All other templates just start with {% extends 'base.html' %} and then go on with {% block content %}.

  1. I guess you mean these:
BASE_DIR = Path(__file__).resolve().parent.parent
<...>
STATIC_URL = 'static/'

STATICFILES_DIRS = [
    os.path.join(BASE_DIR, 'django_project', 'static/'),
]
<...>

Thank you; if any additional information is necessary, I’m ready to provide it.

I think that’s probably OK.

In your browser, open the “Network” tab of the inspector tools and refresh one of your site’s pages.

You should see a request for the styles.css file. Is that there?

If so, what is the response to the request? 200? 404? Something else?

Also, what is the URL of the styles.css as requested by the browser?

Mr. Phil Gyford,
It appeared to be Not OK, I deleted ‘django_project’ from STATICFILES_DIRS, as it pointed to the project’s main folder, not the root one, where CSS-file is located; after that the program started to locate CSS-file properly once again.
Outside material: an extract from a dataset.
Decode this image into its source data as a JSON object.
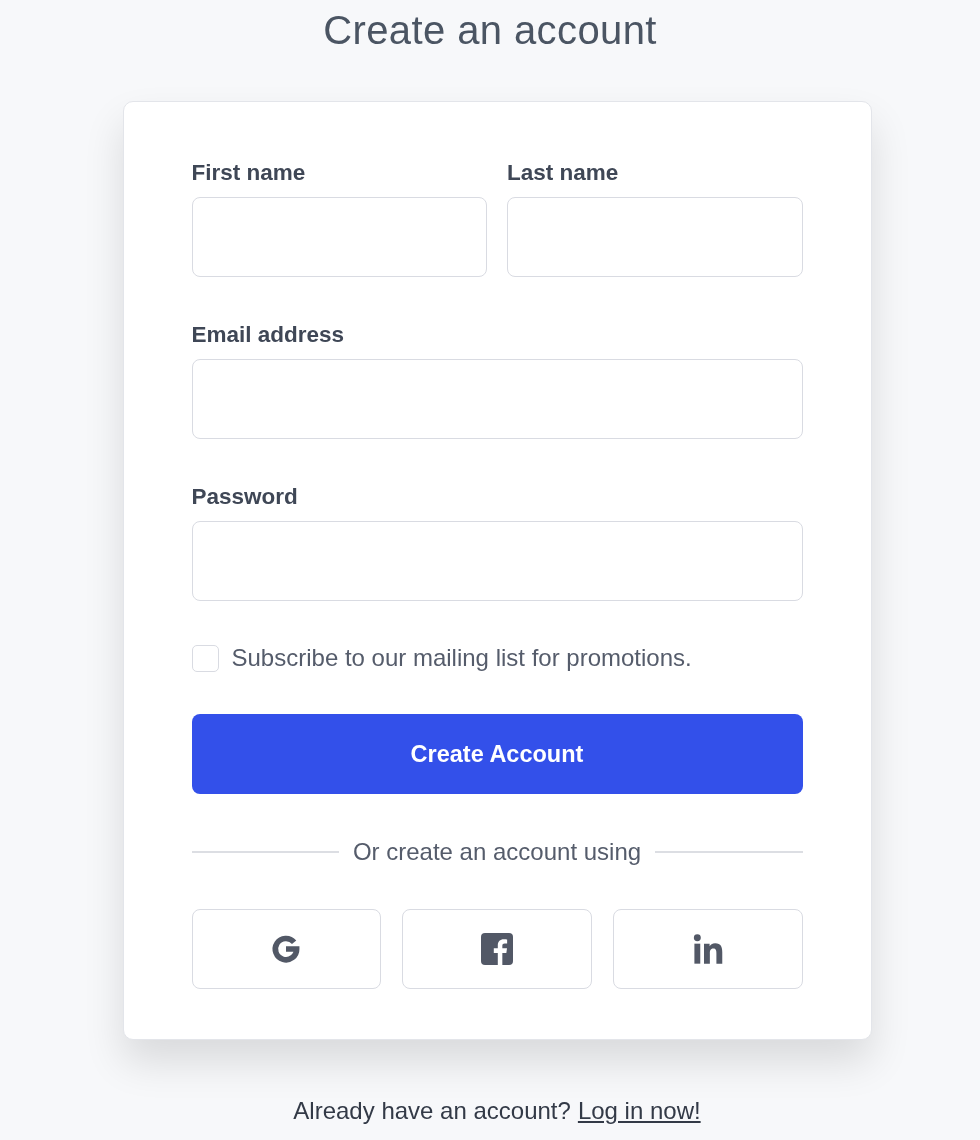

Concerning the problem with alignment, I’ve agreed with myself on display: grid option, because display: flex one stretched the form onto the whole page, putting the form into the middle, and that’s not what I wanted. Grid setting put it to the small area in the upper-left corner, as I wanted it to be, and as it is the only option worked, I agreed to leave the form the grid way (inputs under labels, not near them).

<...>
.form-container {
  margin-left: 50px;
  margin-top: 10px;
  padding: 5px 5px 5px 5px;
  color: white;
}
.form-row {
  display: grid;
  align-items: left;
  justify-content: space-between;
  margin-left: 20px;
  margin-bottom: 20px;
}
.form-row label {
  width: 200px;
  text-align: left;
  margin-right: 10px;
  color: #FFFFFF;
}
.form-input {
  width: 200px;
}
.form-input input {
  width: 100%;
}
<...>

Now I’m struggling with another problem - I’m trying to implement changeable color themes on my site, and that’s a nightmare; but, I guess, I will have to open another topic to seek help for that.
Still, thank you very much for your help, I’ll put your message with the suggested CSS-layout as a solution.